Film Decoders Achieve 11.1x Faster Quantum Error Correction on IBM Systems

Real‑time decoding remains one of the most demanding hurdles for fault‑tolerant quantum computers. Traditional decoders must react within microseconds, yet the underlying hardware parameters—coherence times, gate errors, readout fidelities—drift over hours or days. The new FiLM (feature‑wise linear modulation) framework tackles this mismatch by feeding a latent vector of calibration features into a lightweight convolutional network, allowing the decoder to adapt instantly to the current device state while keeping inference latency negligible.

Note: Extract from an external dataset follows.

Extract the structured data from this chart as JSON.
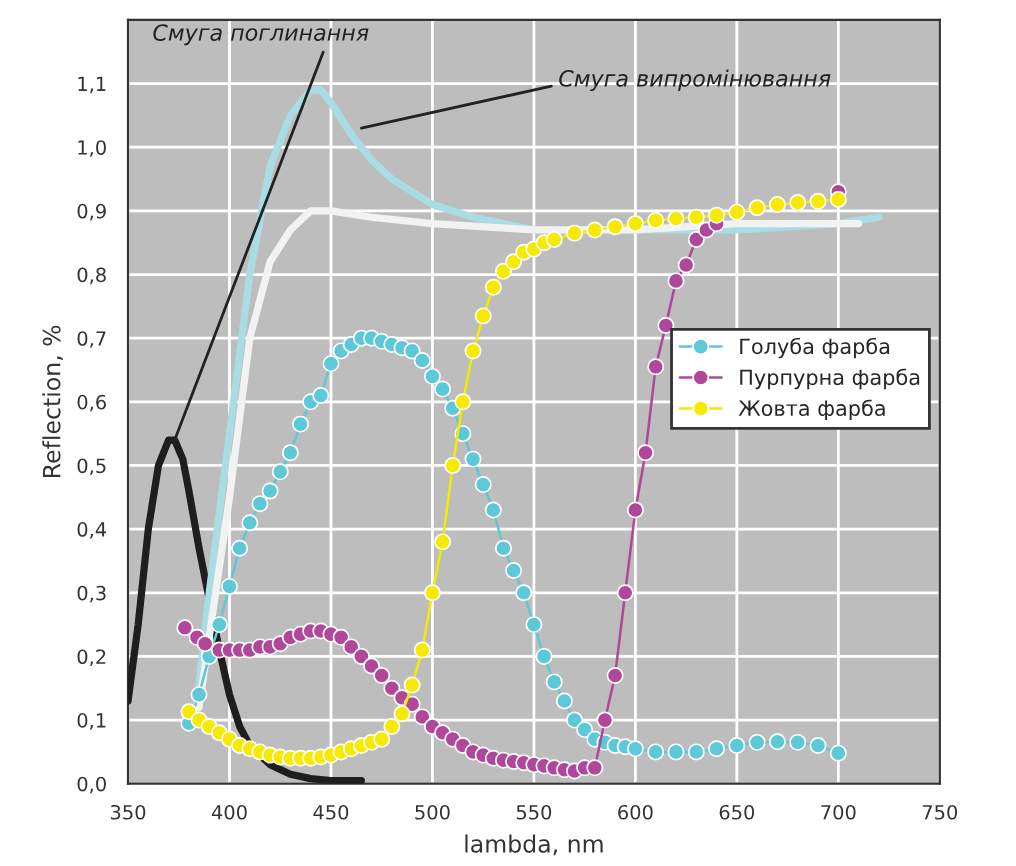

The authors validated the approach on IBM’s Fez, Kingston, and Pittsburgh superconducting chips using a one‑dimensional repetition code up to distance eleven. Over 2.7 million shots revealed an 11.1× logical error‑rate reduction at d=5 versus a modified minimum‑weight perfect matching decoder, and a 7.41× advantage over a comparable neural decoder lacking FiLM conditioning. Crucially, the crossover point around (d, r)≈(7, 5) marked a regime where the FiLM model consistently outperformed baselines, and its performance remained stable when applied to new qubit layouts and calibration snapshots taken a week later.

Beyond the immediate performance gains, the single‑model strategy promises substantial operational savings for quantum hardware providers. By eliminating the need for per‑device retraining, quantum control stacks can deploy a universal decoder that automatically tracks calibration drift, accelerating the path to large‑scale, fault‑tolerant architectures. As quantum processors scale beyond a few dozen qubits, such adaptive, low‑latency decoding will be essential for maintaining coherence and delivering reliable computation, positioning FiLM‑conditioned decoders as a cornerstone technology in the emerging quantum ecosystem.